I think they are drinking to much of the company Kool-aid. These predictions sound more like fantasies. In difficult economic times, people tend to make smarter choices, and not buying gift cards, especially the kind with high fees, is among those smarter choices. There is just too much information being presented in the mainstream media for customers to ignore the fees any more. And worries about the health of retailers will surely keep consumers from treating a retailer like a bank for fear of losing all if the business goes into bankruptcy.
The Tower Group expects gift card sales to drop 7% from last years sales, which are down from 2008 levels. Even the National Retail Federation reports that gift card spending will drop this holiday season. Most commonly cited reason: gift cards are too impersonal.

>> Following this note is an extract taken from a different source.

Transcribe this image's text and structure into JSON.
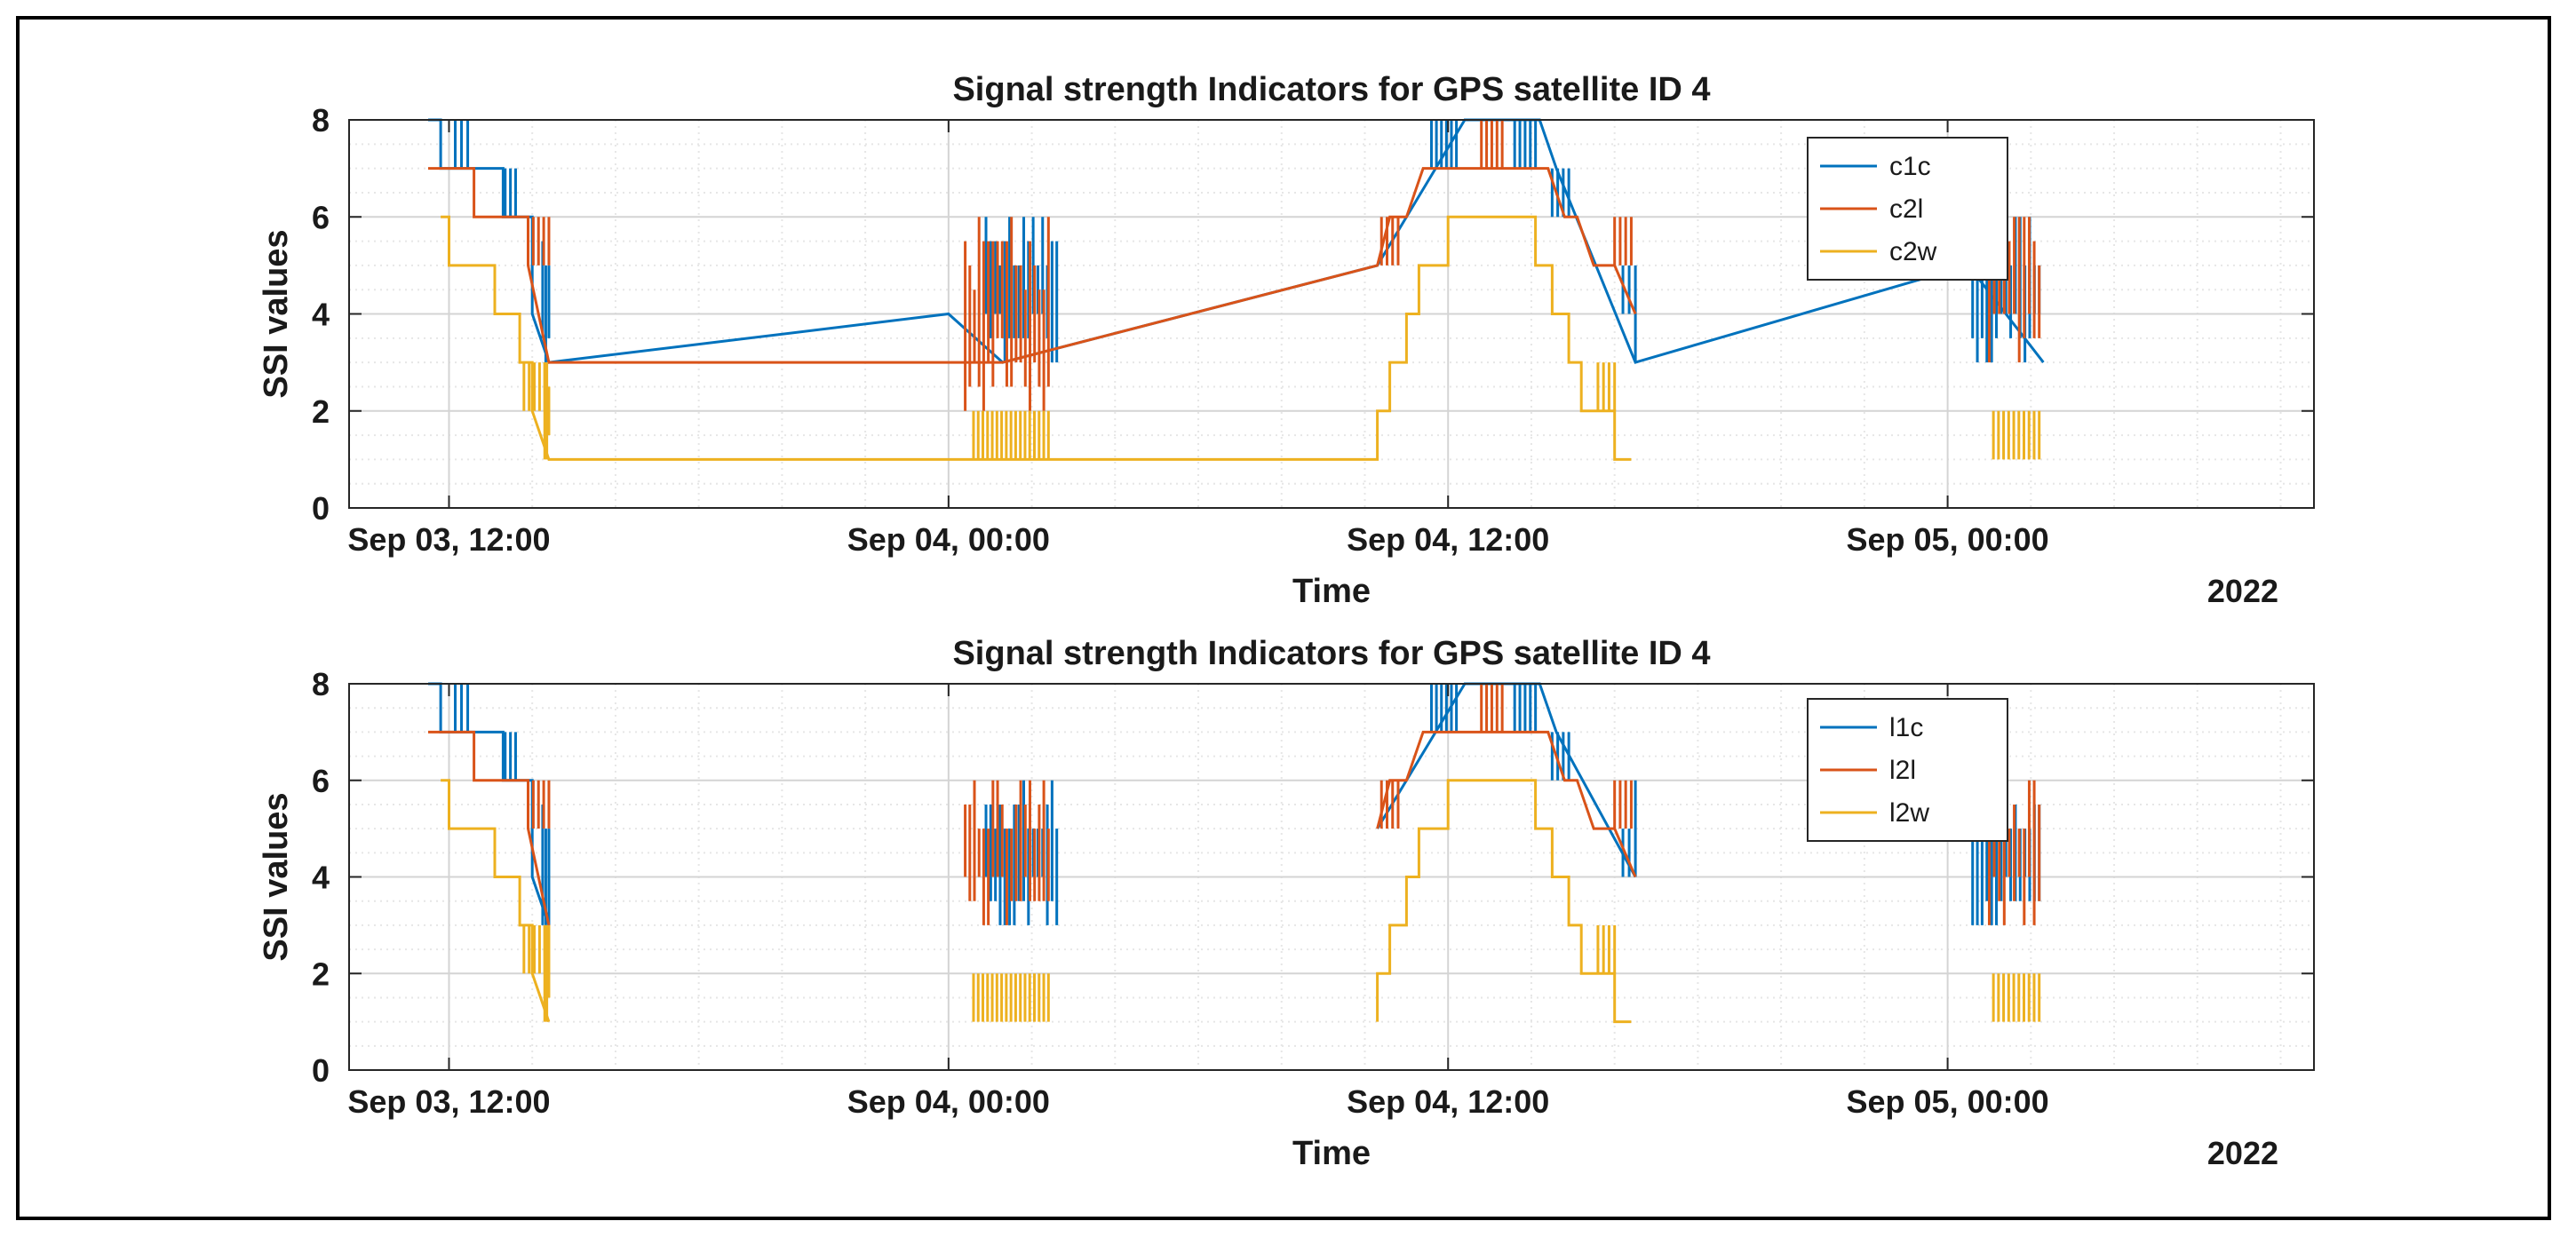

And the Wall Street Journal and Time Magazine (among many others) feature articles (WSJ, Time) that advocate giving cash instead of gift cards. Have gift cards peaked? Are consumes getting smarter?
Strangely though, Canadians seem to be giving more gift cards than ever.
I’ve come across two surveys recently that predict different results for gift card spending this holiday season.
The first survey, from Archstone Consulting Group predicts flat sales to sales dropping by 5%, which seems like a logical conclusion given the state of the economy. This is similar to what they predicted last year and they were right.
The second survey, from Givex, predicts that gift card spending will rise.
So who is right? Given that Givex is in the gift card businesss (they supply the infrastructure for gift cards), their results sound more like a press release. Archstone is a consulting company that serves many industries and seems like a less biased entity.
I suspect the Archstone’s predictions are more likely.
As these survey results seem to indicate, consumers don’t really understand the true costs or fees associated with open-loop (Visa/MasterCard) gift cards. Probably the most understated result is the question where 17 percent said they had trouble spending the remaining amount on their card because a merchant refused to split the transaction across multiple payment types. What is missing is the fact that the other 83 percent of people never had a problem BECAUSE THEY DIDN’T EVEN KNOW YOU COULD DO THIS! :)
Here is an interesting article that look at when a gift card expires to how likely we are to spend it vs let it go to waste.
According to a recent report, the holiday outlook for gift cards spending is flat to down 5%. At $24 billion for just the holiday season, that is still a lot. The good news is that people are focusing more on using gift cards for essentials; hopefully this means that they are also keeping better track of their gift cards and remembering to spend them. It would be great of gift card breakage (what doesn’t get spend by consumers each year and issuers get to keep eventually – around 10% of the face value) goes down significantly.
Google Trends is a nifty tool that allows you to see the relatve frequency with which a search term appears historically in Google searches. Google Trends shows this frequency map for the term “gift cards”
This pretty much tells us what we alrady know, gift cards are HUGELY a holiday phenomonon and have been steadily growing. Notice however that over the last holiday season, less overall searches for gift cards. The three other smaller spikes that have appears in the last four years look suspiciously like Valentines day, Mother’s Day, and Father’s day.